Coffee production is a long-term endeavor in which the actions we take today will have implications for years to come. Earlier in the decade, when prices were similarly crashing, Brazil took steps to support their market and shield them from the full force of the decline. These efforts had the effect of de-risking coffee production in the nation and allowed for the expansion of Brazilian coffee production. While many of the world’s coffee producers have struggled, slowly switching crops and pulling back on volumes, Brazil has been expanding into the declining market. From 2014 to 2018, Brazilian production increased by as much as Guatemala, Nicaragua, El Salvador and Ecuador’s 2018 combined total output, according to ICO data.
Having governments willing to support a base purchase price allows for better access to loans and a more straightforward investment calculus when amortizing new equipment and expansions over many years. Regardless of real demand for the product, this creates supply growth and further depresses prices in a vicious cycle. Over the past weeks, Colombia’s Fedecafé has called for a floor price of $2.00 FOB for all Colombian arabica. As the nation is in discussions with Brazil on support mechanisms, Brazil likely will also be considering similar “solutions.”

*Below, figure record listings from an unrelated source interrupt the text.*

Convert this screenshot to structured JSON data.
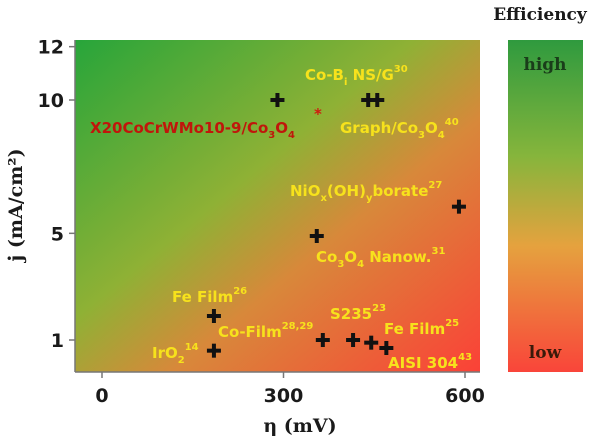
{
  "chart_data": {
    "type": "scatter",
    "title": "",
    "xlabel": "η (mV)",
    "ylabel": "j (mA/cm²)",
    "x_ticks": [
      "0",
      "300",
      "600"
    ],
    "y_ticks": [
      "1",
      "5",
      "10",
      "12"
    ],
    "colorbar": {
      "title": "Efficiency",
      "high_label": "high",
      "low_label": "low",
      "colors": [
        "#2f9a3e",
        "#f9453a"
      ]
    },
    "points": [
      {
        "x": 290,
        "y": 10.0,
        "label": "X20CoCrWMo10-9/Co3O4",
        "label_color": "#c0160b"
      },
      {
        "x": 440,
        "y": 10.0,
        "label": "Co-Bi NS/G (ref. 30)",
        "label_color": "#f7e21c"
      },
      {
        "x": 455,
        "y": 10.0,
        "label": "Graph/Co3O4 (ref. 40)",
        "label_color": "#f7e21c"
      },
      {
        "x": 590,
        "y": 6.0,
        "label": "NiOx(OH)y borate (ref. 27)",
        "label_color": "#f7e21c"
      },
      {
        "x": 355,
        "y": 4.9,
        "label": "Co3O4 Nanow. (ref. 31)",
        "label_color": "#f7e21c"
      },
      {
        "x": 185,
        "y": 1.9,
        "label": "Fe Film (ref. 26)",
        "label_color": "#f7e21c"
      },
      {
        "x": 185,
        "y": 0.6,
        "label": "IrO2 (ref. 14)",
        "label_color": "#f7e21c"
      },
      {
        "x": 365,
        "y": 1.0,
        "label": "Co-Film (refs. 28, 29)",
        "label_color": "#f7e21c"
      },
      {
        "x": 415,
        "y": 1.0,
        "label": "S235 (ref. 23)",
        "label_color": "#f7e21c"
      },
      {
        "x": 445,
        "y": 0.9,
        "label": "Fe Film (ref. 25)",
        "label_color": "#f7e21c"
      },
      {
        "x": 470,
        "y": 0.7,
        "label": "AISI 304 (ref. 43)",
        "label_color": "#f7e21c"
      }
    ]
  },
  "labels": {
    "p1_main": "X20CoCrWMo10-9/Co",
    "p1_sub1": "3",
    "p1_mid": "O",
    "p1_sub2": "4",
    "p1_star": "*",
    "p2_main": "Co-B",
    "p2_sub": "i",
    "p2_rest": " NS/G",
    "p2_sup": "30",
    "p3_main": "Graph/Co",
    "p3_sub1": "3",
    "p3_mid": "O",
    "p3_sub2": "4",
    "p3_sup": "40",
    "p4_a": "NiO",
    "p4_sub1": "x",
    "p4_b": "(OH)",
    "p4_sub2": "y",
    "p4_c": "borate",
    "p4_sup": "27",
    "p5_a": "Co",
    "p5_sub1": "3",
    "p5_b": "O",
    "p5_sub2": "4",
    "p5_c": " Nanow.",
    "p5_sup": "31",
    "p6_main": "Fe Film",
    "p6_sup": "26",
    "p7_main": "IrO",
    "p7_sub": "2",
    "p7_sup": "14",
    "p8_main": "Co-Film",
    "p8_sup": "28,29",
    "p9_main": "S235",
    "p9_sup": "23",
    "p10_main": "Fe Film",
    "p10_sup": "25",
    "p11_main": "AISI 304",
    "p11_sup": "43"
  }
}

What can we expect from this?
If governments get in behind this idea, they will again be trying to treat the symptom instead of the cause of the coffee crisis. The root cause of our current low prices, oversupply, will only be exacerbated by such a move. As always, it will be the large farmers, who already have low costs, who will benefit most from expanding profits. Rather than reducing production to a level that market dynamics can naturally support, they will ramp up production again and supply even more into the saturated market. Increased production reduces large producers’ cost per pound and consequently makes smaller producers less competitive and more dependent on subsidization. The strategy will hurt the very people it was meant to help.
Looking at the other side of the equation, higher prices also mean less demand. If we force prices to increase, not only will we be increasing supply from today’s levels, we will also be pushing down demand and creating even more massive imbalances in the market that will haunt us for years to come. Price floors, like price ceilings, benefit a few at the expense of many. It is incredible to me that, after the tragic market-distorting effects of so many central price planning schemes around the world, that in the coffee industry, so many people see such intervention as desirable.
What should we be doing?
The harsh truth is that if we want coffee prices to recover, the supply and demand imbalance needs to be addressed. Implementing new schemes, like that suggested by Fedecafé, are precisely the opposite of helping. The ICO and governments would be better off looking at regions that will be unable to support coffee due to climate change and moving them to long term viable alternative agricultural products sooner. At the same time, they should be looking at reducing support for the coffee price and increasing support services for the people.
$0.30 per pound extra for coffee may mean $40 extra per annum for the small farmers that the scheme claims to help, but it may mean an extra $100,000 for a large producer. Is this really the kind of support we need to be providing? Imagine if that money was spent on projects that didn’t make things worse.